Os especialistas destacam ainda um problema a ser vencido no país em relação ao processo de conscientização quanto aos benefícios da vacinação.

Apesar do amplo amparo científico em relação à eficácia, as vacinas têm sido alvo frequente de críticas e dúvidas infundadas sobre eficiência e segurança.

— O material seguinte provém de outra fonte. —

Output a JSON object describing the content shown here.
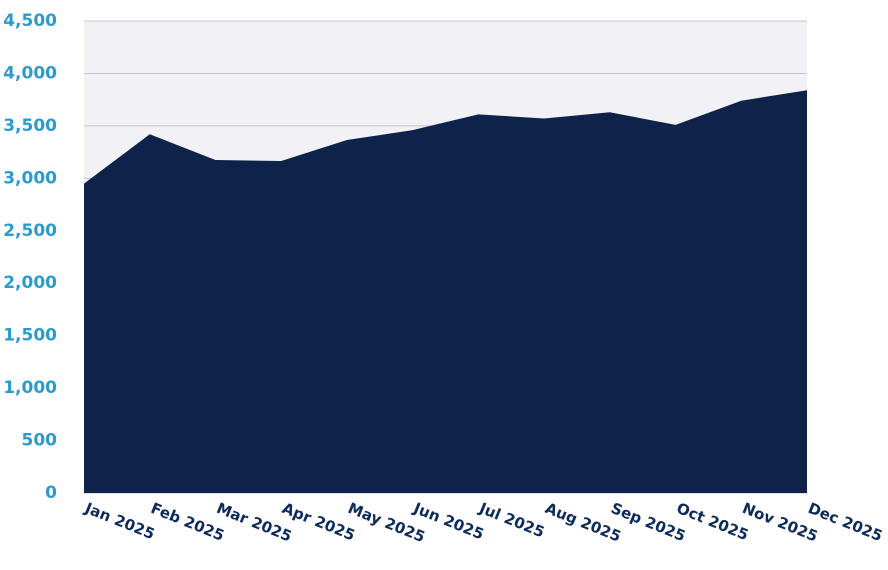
{
  "chart_data": {
    "type": "area",
    "categories": [
      "Jan 2025",
      "Feb 2025",
      "Mar 2025",
      "Apr 2025",
      "May 2025",
      "Jun 2025",
      "Jul 2025",
      "Aug 2025",
      "Sep 2025",
      "Oct 2025",
      "Nov 2025",
      "Dec 2025"
    ],
    "values": [
      2950,
      3420,
      3175,
      3165,
      3365,
      3460,
      3610,
      3570,
      3630,
      3510,
      3740,
      3840
    ],
    "color": "#0e2349",
    "ylim": [
      0,
      4500
    ],
    "yticks": [
      0,
      500,
      {
        "value": 1000,
        "label": "1,000"
      },
      {
        "value": 1500,
        "label": "1,500"
      },
      {
        "value": 2000,
        "label": "2,000"
      },
      {
        "value": 2500,
        "label": "2,500"
      },
      {
        "value": 3000,
        "label": "3,000"
      },
      {
        "value": 3500,
        "label": "3,500"
      },
      {
        "value": 4000,
        "label": "4,000"
      },
      {
        "value": 4500,
        "label": "4,500"
      }
    ],
    "grid": true
  }
}
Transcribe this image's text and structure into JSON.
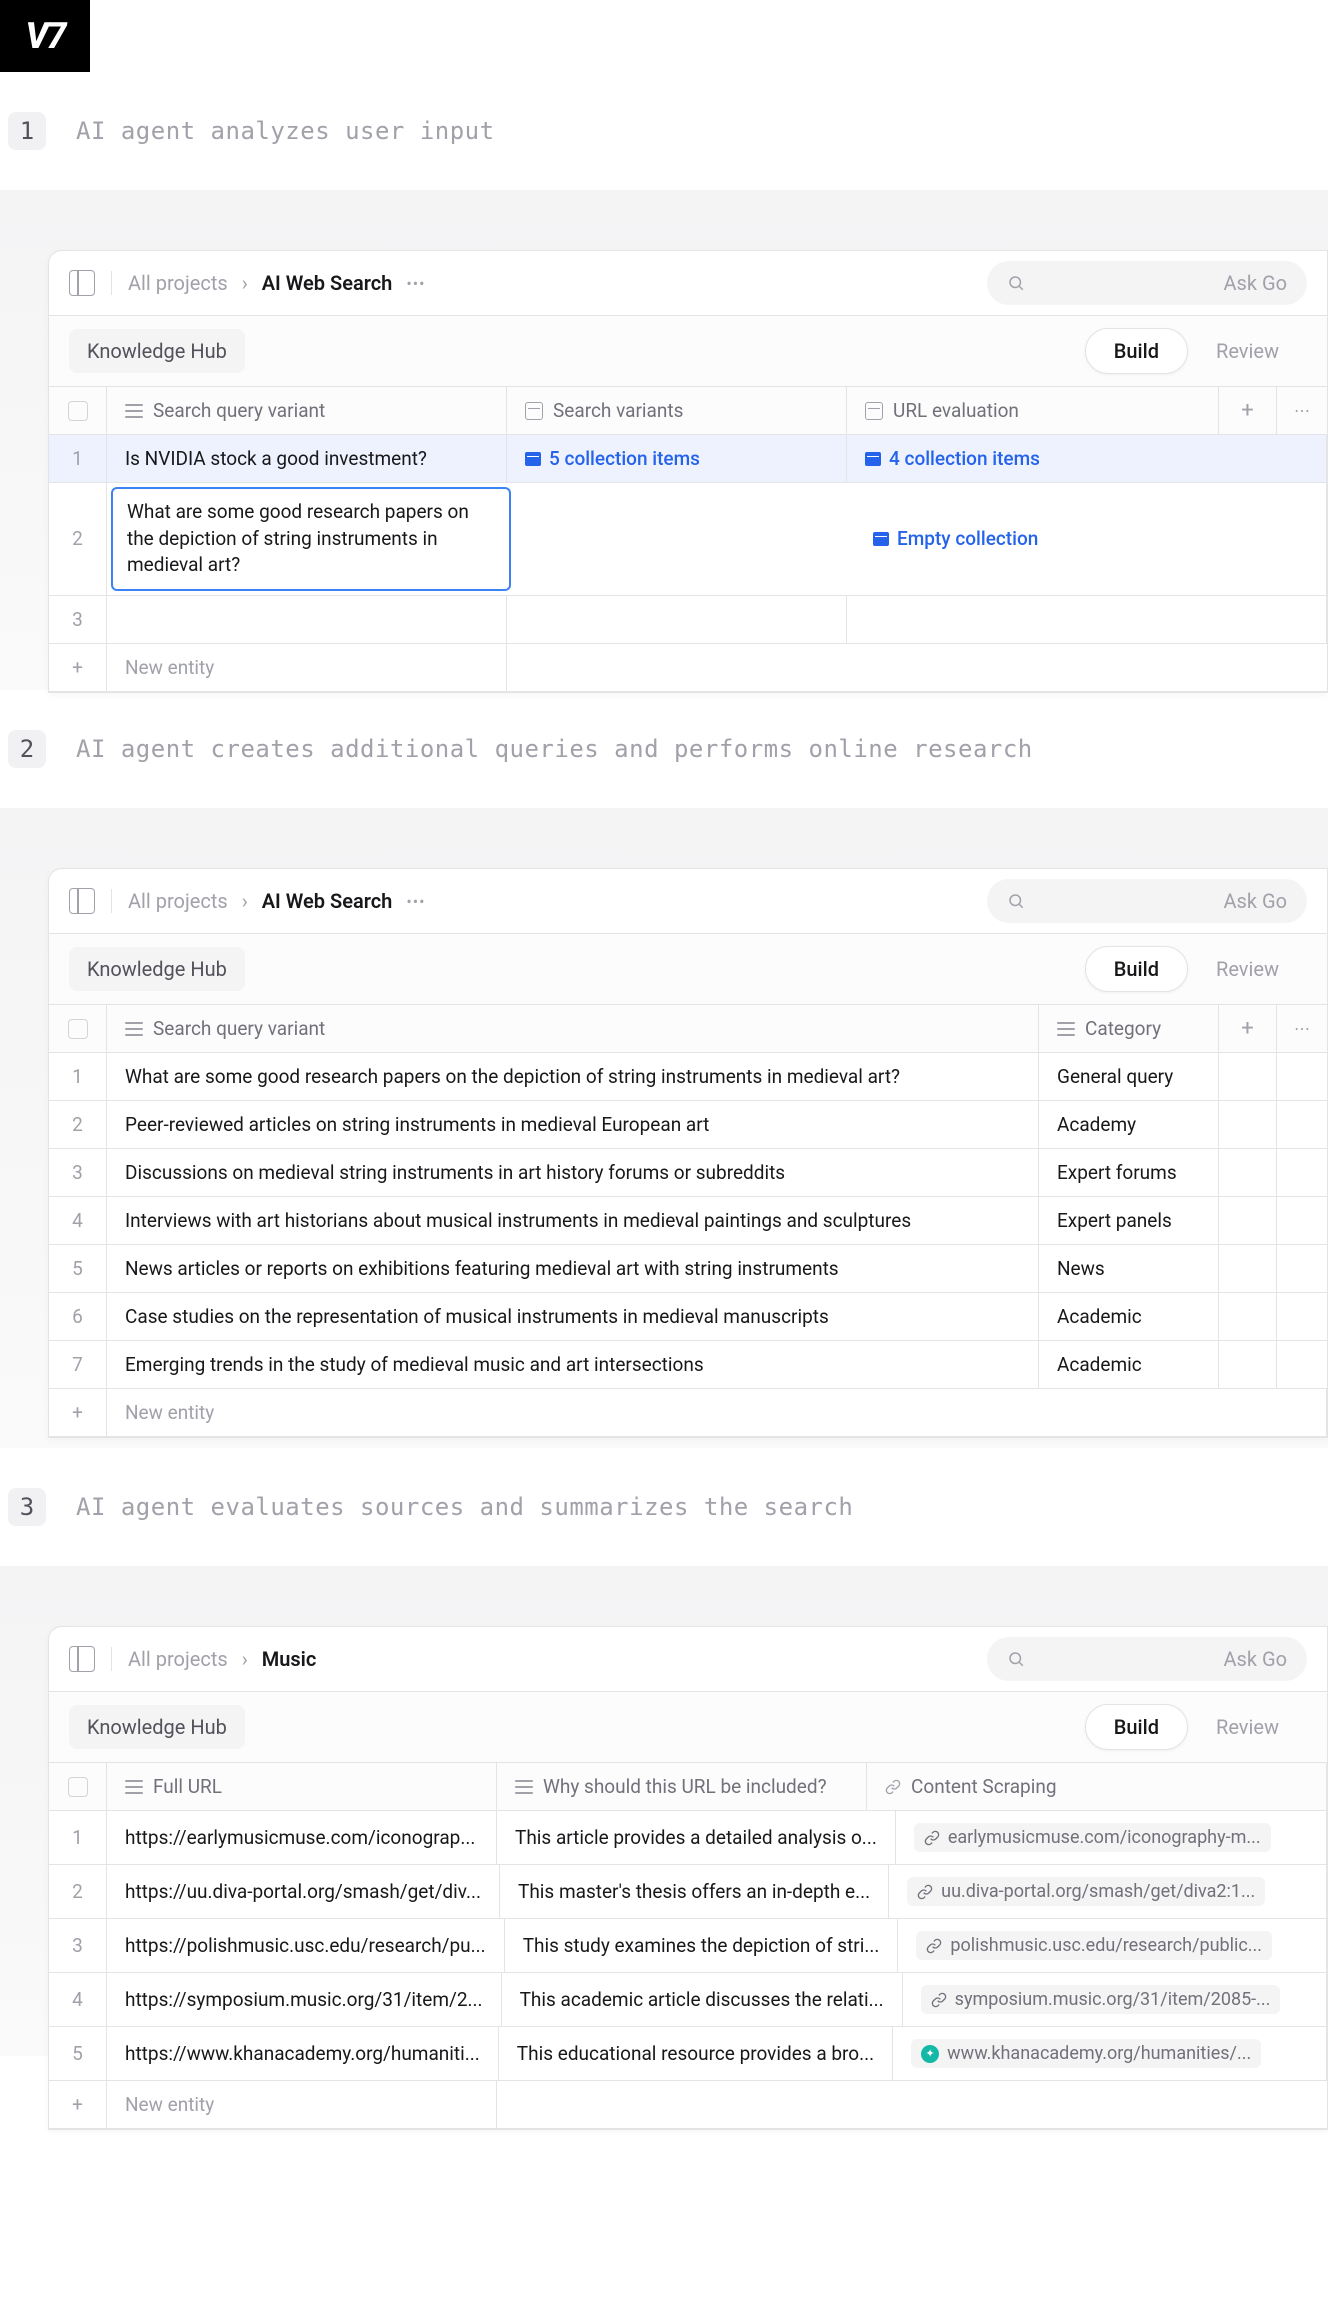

“Os pais não devem acreditar em fake News. Caso se sintam inseguros, devem procurar a orientação de um médico da atenção primária ou do pediatra da criança para que possam esclarecer suas dúvidas. Hoje em dia, o Ministério da Saúde também disponibiliza literaturas importantes na internet. Todos devem buscar informações em fontes seguras, com base na ciência. O meu conselho é para que pais reflitam, pois sem dúvida, a infecção por esses agentes infecciosos, que já são conhecidos e que já existem os produtos para proteger os seus filhos, é muito pior. Muitas vezes, os pais estão colocando os próprios filhos em risco. Essas vacinas são conhecidas e consagradas, há pelo menos quatro décadas, sendo o melhor método de prevenção”, ressalta Moliterno.

Nas próximas semanas, o grupo de pesquisadores do NIPPIS, em parceria com a Fiocruz, vai lançar o Projeto Observa Infância, uma iniciativa de divulgação Científica onde serão divulgados os resultados preliminares da pesquisa, mostrando os dados e as principais informações sobre a saúde de crianças menores de cinco anos, não apenas com dados sobre vacinação, mas também mortalidade infantil, aleitamento materno e todas as iniciativas que fazem parte desse quadro de identificar e pensar estratégias para prevenir mortes evitáveis.